IJ, IJ (005)
[vorige deeltje uit deze serie dateert van 3 juli j.l.] In november van het vorig jaar ontving de Soedanese zakenman Mohammed Suleiman al- Nalfi een verrassend verzoek. Of hij op korte termijn naar Amsterdam wilde komen. Daar kon hij een prima baan krijgen. Voor een vliegticket was al gezorgd. Al-Nalfi bedacht zich geen twee keer. Sinds het vertrek van zijn voormalige opdrachtgever Bin Laden naar Afghanistan waren zijn zaken er gaandeweg op achteruit gegaan. Weliswaar functioneerde het door hem opgerichte Taba Investments aan de McNimrstreet in Khartoum nog steeds naar behoren, maar zijn leidinggevende rol binnen dit financiële bolwerk van Al Queda was al lang daarvoor overgenomen door Khalid Ali Waleed. Toen Al-Nalfi een tussenlanding maakte in Kenia op zijn trip naar Amsterdam werd hij door agenten van de FBI gevat en naar New York overgebracht. Daar werd hij vier maanden lang dag in dag uit verhoord zonder dat iemand verder wist van zijn aanwezigheid in de VS. Pas op 23 maart jl. werd hij voorgeleid. Hij werd ondermeer beschuldigd van het inrichten van de financiële basis van de terroristische organisatie Al Queda in Soedan en van wapensmokkel ten behoeve van die organisatie.

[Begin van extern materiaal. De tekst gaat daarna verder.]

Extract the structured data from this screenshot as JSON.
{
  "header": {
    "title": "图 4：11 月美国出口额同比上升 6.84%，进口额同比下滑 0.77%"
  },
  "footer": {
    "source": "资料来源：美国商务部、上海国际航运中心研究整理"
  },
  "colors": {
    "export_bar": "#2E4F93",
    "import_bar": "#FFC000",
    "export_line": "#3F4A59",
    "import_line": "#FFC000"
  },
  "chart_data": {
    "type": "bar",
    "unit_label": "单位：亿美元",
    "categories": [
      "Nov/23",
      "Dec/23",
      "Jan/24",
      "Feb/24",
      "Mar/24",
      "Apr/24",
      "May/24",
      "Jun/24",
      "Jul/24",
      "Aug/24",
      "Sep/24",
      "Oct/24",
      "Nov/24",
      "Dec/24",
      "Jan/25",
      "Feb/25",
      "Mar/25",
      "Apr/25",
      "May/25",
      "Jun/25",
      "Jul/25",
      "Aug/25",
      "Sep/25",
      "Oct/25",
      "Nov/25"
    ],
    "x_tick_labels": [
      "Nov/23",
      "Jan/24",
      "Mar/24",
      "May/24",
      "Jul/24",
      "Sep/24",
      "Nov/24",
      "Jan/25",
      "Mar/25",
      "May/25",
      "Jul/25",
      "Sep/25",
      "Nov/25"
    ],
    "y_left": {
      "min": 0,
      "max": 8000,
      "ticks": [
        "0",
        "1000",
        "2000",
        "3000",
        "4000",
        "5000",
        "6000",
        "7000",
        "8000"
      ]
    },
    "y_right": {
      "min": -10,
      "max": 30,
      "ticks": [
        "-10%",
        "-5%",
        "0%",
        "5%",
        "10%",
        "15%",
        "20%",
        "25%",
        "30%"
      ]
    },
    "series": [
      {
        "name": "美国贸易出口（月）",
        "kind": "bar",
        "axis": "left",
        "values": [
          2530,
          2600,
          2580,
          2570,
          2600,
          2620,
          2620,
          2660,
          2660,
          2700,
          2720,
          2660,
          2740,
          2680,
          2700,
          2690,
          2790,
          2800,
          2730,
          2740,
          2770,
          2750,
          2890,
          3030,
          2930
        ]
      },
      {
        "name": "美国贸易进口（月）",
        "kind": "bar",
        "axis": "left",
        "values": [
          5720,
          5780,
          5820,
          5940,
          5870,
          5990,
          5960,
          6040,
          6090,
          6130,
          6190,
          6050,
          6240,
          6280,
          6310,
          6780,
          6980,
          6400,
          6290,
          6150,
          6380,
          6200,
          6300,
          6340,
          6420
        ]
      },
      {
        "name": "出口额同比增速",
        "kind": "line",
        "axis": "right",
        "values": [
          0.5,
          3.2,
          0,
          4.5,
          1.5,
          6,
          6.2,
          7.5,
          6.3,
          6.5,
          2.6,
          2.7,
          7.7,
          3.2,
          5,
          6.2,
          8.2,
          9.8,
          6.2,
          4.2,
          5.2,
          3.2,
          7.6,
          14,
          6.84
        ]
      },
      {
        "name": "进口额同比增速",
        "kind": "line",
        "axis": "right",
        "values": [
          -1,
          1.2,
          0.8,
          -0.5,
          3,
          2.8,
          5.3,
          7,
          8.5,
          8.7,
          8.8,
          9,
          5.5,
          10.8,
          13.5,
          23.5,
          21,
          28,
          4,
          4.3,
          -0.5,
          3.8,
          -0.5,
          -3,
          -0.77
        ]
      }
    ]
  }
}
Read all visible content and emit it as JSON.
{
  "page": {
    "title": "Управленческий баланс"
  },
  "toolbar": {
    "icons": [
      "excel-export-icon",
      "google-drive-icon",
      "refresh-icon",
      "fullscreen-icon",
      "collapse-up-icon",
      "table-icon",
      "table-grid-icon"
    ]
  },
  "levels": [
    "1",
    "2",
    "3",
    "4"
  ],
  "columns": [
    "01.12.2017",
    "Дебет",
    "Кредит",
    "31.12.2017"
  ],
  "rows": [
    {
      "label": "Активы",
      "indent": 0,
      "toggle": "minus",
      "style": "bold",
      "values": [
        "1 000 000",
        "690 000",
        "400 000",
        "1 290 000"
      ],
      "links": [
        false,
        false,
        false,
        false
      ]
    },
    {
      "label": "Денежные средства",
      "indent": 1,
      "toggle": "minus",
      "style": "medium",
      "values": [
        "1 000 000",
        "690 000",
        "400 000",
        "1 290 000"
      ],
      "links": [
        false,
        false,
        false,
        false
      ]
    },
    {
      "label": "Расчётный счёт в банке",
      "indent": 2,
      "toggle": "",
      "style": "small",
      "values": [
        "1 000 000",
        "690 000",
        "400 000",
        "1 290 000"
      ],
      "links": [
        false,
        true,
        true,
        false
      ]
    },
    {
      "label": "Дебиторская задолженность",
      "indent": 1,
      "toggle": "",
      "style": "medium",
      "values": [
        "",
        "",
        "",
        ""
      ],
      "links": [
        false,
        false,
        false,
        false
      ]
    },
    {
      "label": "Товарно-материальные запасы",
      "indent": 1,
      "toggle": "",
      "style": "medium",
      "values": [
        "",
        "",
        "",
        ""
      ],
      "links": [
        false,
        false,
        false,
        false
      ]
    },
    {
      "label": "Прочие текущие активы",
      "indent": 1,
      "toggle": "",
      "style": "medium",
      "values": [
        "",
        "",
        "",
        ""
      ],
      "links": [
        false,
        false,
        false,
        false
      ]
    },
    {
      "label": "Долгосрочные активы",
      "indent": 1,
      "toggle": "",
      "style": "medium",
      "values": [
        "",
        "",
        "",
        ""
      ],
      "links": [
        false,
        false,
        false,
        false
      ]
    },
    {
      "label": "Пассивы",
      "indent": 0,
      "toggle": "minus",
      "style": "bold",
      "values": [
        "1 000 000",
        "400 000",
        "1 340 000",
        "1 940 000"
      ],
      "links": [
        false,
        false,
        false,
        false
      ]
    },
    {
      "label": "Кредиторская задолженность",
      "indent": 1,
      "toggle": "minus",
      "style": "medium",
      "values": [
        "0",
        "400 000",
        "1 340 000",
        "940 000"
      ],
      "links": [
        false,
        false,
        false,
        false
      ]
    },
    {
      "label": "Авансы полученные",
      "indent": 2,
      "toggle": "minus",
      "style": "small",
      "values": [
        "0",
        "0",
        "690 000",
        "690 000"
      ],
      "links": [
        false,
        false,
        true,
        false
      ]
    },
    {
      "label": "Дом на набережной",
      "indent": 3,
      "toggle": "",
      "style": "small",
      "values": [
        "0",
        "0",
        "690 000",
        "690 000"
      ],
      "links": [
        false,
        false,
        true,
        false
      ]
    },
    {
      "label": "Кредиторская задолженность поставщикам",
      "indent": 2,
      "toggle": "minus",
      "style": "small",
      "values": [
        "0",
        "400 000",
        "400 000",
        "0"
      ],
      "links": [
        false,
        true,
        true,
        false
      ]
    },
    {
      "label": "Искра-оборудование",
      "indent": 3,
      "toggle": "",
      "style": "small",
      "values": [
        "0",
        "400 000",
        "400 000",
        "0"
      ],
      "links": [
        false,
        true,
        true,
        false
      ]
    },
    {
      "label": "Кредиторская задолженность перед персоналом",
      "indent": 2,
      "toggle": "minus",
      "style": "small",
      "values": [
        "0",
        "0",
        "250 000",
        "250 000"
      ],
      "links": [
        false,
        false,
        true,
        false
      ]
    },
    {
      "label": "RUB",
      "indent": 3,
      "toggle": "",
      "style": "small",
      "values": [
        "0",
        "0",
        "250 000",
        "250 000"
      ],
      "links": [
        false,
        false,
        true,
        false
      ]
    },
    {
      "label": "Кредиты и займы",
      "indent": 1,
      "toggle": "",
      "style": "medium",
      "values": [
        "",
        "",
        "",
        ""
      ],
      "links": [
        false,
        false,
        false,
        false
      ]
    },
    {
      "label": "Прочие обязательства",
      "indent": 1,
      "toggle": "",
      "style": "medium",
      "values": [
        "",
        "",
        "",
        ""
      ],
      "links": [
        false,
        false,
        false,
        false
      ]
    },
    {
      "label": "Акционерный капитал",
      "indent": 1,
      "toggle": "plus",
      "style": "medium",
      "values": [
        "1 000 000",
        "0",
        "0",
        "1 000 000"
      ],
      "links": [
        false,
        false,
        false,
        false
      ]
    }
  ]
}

De zaak van het OM leunde zwaar op de verklaringen van Jamal Ahmed al-Fadl. Een familielid van Al-Nalfi die eveneens voor Al Queda en Taba Investments had gewerkt, maar Amerikaanse eieren voor zijn geld had gekozen en sindsdien optrad als "kroongetuige" (zie ook het bericht "ABN/AMRO en Al Queda" van gisteren).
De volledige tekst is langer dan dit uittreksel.